Dr E. Rebling, Den Lustelycken Mey, Muziek en Maatschappij in de Zeventiende Eeuw in Nederland. Wereldbibliotheek, Amsterdam en Antwerpen, 1950.
Dit boek is in zijn voortreffelijke en zijn zwakke eigenschappen een typisch product van deze tijd en werpt een duidelijk en helder licht op bepaalde facetten van het hedendaagse wetenschappelijke denken. De auteur beschikt over een zeer ruime, bijna encyclopaedische kennis, niet alleen in alles wat met muziek samenhangt, maar ook op vele andere gebieden. Hij heeft ijver noch moeite gespaard om een ontzaglijke hoeveelheid materiaal bijeen te garen en ons een omvattend en scherp geprofileerd beeld van de beoefening der muziek in Nederland tijdens de zeventiende eeuw te schetsen. Er blijkt uit zijn studie, dat de muziek een veel ruimere plaats in het dagelijks leven van alle lagen der maatschappij innam dan men tot nu toe geneigd was te veronderstellen. Rebling gaat de ontwikkeling van alle vormen der muziek, kerkelijke en wereldlijke, instrumentale en vocale, nauwkeurig na en staaft zijn betoog met talrijke muziekvoorbeelden, die voor de op muziekgebied ontwikkelde lezer zeer instructief zijn.

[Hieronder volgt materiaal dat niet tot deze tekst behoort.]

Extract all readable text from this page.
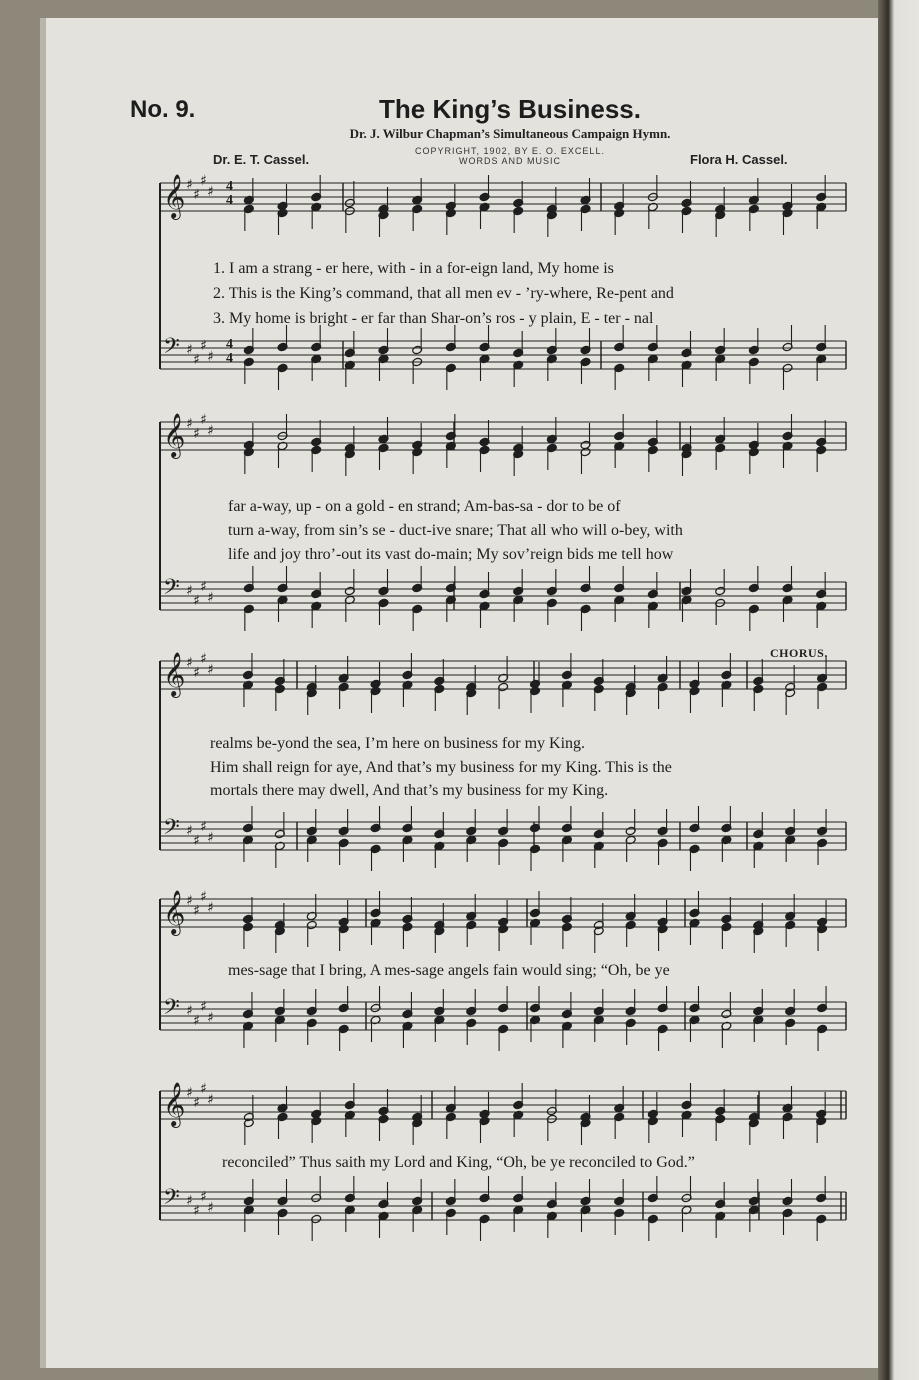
No. 9.	The King’s Business.
Dr. J. Wilbur Chapman’s Simultaneous Campaign Hymn.
COPYRIGHT, 1902, BY E. O. EXCELL.
WORDS AND MUSIC
Dr. E. T. Cassel.	Flora H. Cassel.
CHORUS.
𝄞 ♯
♯
♯
♯
𝄢 ♯
♯
♯
♯
𝄞 ♯
♯
♯
♯
𝄢 ♯
♯
♯
♯
𝄞 ♯
♯
♯
♯
𝄢 ♯
♯
♯
♯
𝄞 ♯
♯
♯
♯
𝄢 ♯
♯
♯
♯
𝄞 ♯
♯
♯
♯
𝄢 ♯
♯
♯
♯
4
4
4
4
1. I am a strang - er here, with - in a for-eign land, My home is
2. This is the King’s command, that all men ev - ’ry-where, Re-pent and
3. My home is bright - er far than Shar-on’s ros - y plain, E - ter - nal
far a-way, up - on a gold - en strand; Am-bas-sa - dor to be of
turn a-way, from sin’s se - duct-ive snare; That all who will o-bey, with
life and joy thro’-out its vast do-main; My sov’reign bids me tell how
realms be-yond the sea, I’m here on business for my King.
Him shall reign for aye, And that’s my business for my King. This is the
mortals there may dwell, And that’s my business for my King.
mes-sage that I bring, A mes-sage angels fain would sing; “Oh, be ye
reconciled” Thus saith my Lord and King, “Oh, be ye reconciled to God.”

Wetenschap echter is niet in de eerste plaats het verzamelen van feiten; reeds bij de rangschikking der gegevens begint de andere, de verreweg belangrijkste taak van alle wetenschap: de interpretatie van het met noeste vlijt en ijver bijeengebrachte materiaal. En tegen de door Rebling toegepaste interpretatie hebben wij ernstige bezwaren. Hij is een overtuigd aanhanger van het historisch materialisme, hij gelooft in de suprematie der economische toestanden en in de milieutheorie met dezelfde hartstochtelijke kracht, waarmee de Mohammedaan ieder woord van de Koran als openbaring in zich opneemt. Deze zienswijze is weliswaar niet bepaald onjuist, er bestaat ongetwijfeld een samenhang tussen economische situatie en culturele prestatie, omdat het leven tenslotte een eenheid, een totaliteit is, maar het beeld van alle geestelijke en artistieke gebeurtenissen wordt, door de bril van het historisch materialisme gezien, eenzijdig en scheef. Deze theorie legt de nadruk juist op die factoren, die voor het ontstaan van kunstwerken of philosophische stelsels het minst belangrijk zijn. Het gevolg van deze door Rebling toegepaste methode is, dat wij eerst op een heel hoofdstuk van dertig pagina's over de economische ontwikkeling vanaf de twaalfde tot de zestiende eeuw worden onthaald in een boek, dat in 't geheel nog geen 170 bladzijden tekst heeft. Deze instelling leidt tot formuleringen als die op pag. 18, waarin Rembrandt als het hoogtepunt van het toenemend rationalisme (!) wordt gequalificeerd. Er zouden nog meer dergelijke voorbeelden van een eenzijdige en al te nauwe interpretatie kunnen worden opgesomd, b.v. de zeer gebrekkige verklaring voor het feit, dat Sweelinck niet uit Noord-Nederland is geëmigreerd, maar gebrek aan plaatsruimte legt ons beperkingen op. Waar het om gaat is dit: wij mogen het leven niet in het keurslijf van een abstracte theorie persen. Deze neiging heeft Europa reeds ontzaglijke schade berokkend, en het lijkt ons een gebiedende eis des
tijds om ruimer, onbevangener en eerbiediger tegenover het leven te staan en het niet langer door nog zo vernuftige en goed sluitende theoretische stelsels te verkrachten. Wie echter alleen over het muziekleven in Nederland ingelicht wil worden, zonder zich aan Rebling's theoretische interpretatie te storen, zal in dit op zichzelf uitstekend geschreven boek alles van zijn gading vinden.
L.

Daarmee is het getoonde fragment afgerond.